God’s Knowing and Man’s Knowing
As God has self-contained being and all other being has created or derivative being, so also God has self-contained and man has derivative knowledge. In contrast with this all forms of non-Christian epistemology speak first of knowledge in general and introduce the distinction between divine and human knowledge afterwards. It is true that there are forms of non-Christian epistemology that speak of the divine knowledge as though it were wholly other, qualitatively different, from human knowledge. So there are also forms of non-Christian metaphysics that speak of God’s being as wholly other, as qualitatively different, from man’s being. This is notably the case with the Theology of Crisis, [neo-Orthodoxy, Karl Barth, etc.] informed as it is by a skeptical theory of knowledge. But when this God, whose being and knowledge is said to be who wholly different from the being and knowledge of man is, as he must be, brought into contact with the being and knowledge of man, there follows a fusion of the two. Either God’s being and knowledge are brought down to the level of the being and knowledge of man or the being and knowledge of man are lifted up to the being and knowledge of God. There is always the same monistic assumption at work reducing all distinctions to correlatives of one another…
Hence man’s dealings in the realm of truth are not ultimately with God but with an abstraction that stands above God, with Truth as such. For apologetics it means that the basic principle of the non-Christian conception of truth cannot be challenged. According to this most basic assumption it is man rather than God that is the final reference point in all predication…

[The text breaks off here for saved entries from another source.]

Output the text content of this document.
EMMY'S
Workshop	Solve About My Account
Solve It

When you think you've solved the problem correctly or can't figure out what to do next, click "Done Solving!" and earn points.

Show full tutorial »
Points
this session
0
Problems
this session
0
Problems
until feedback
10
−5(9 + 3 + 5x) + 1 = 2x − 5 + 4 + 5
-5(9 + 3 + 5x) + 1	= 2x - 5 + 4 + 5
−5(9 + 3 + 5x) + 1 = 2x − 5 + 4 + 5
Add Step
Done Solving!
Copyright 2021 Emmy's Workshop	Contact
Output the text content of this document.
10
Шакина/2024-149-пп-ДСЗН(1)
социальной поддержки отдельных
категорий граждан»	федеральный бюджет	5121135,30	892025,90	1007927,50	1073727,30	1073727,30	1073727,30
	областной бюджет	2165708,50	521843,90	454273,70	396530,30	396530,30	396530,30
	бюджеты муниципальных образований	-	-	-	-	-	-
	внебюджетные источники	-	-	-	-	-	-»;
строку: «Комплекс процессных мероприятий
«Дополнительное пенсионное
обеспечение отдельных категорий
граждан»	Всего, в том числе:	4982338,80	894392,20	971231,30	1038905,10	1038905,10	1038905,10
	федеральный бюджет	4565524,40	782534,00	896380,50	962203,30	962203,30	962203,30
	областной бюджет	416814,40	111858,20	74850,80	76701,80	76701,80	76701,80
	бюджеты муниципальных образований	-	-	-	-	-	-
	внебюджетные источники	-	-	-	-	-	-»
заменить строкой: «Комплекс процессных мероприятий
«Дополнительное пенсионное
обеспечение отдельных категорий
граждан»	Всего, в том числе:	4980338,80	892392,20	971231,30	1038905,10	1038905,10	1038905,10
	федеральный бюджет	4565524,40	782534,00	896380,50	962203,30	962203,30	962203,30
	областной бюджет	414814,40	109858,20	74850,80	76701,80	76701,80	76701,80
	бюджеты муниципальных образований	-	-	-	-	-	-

A moment’s reflection upon the fall of man in paradise will prove this to be true. In paradise God said to man that if he ate of the forbidden fruit he would surely die. The truth about the facts in the created universe, Adam and Eve were told in effect, could be known ultimately only if one knew their relationship to the plan of God…God did not, because he could not, look up to an abstract principle of Truth above himself in order, in accordance with it, to fashion the world.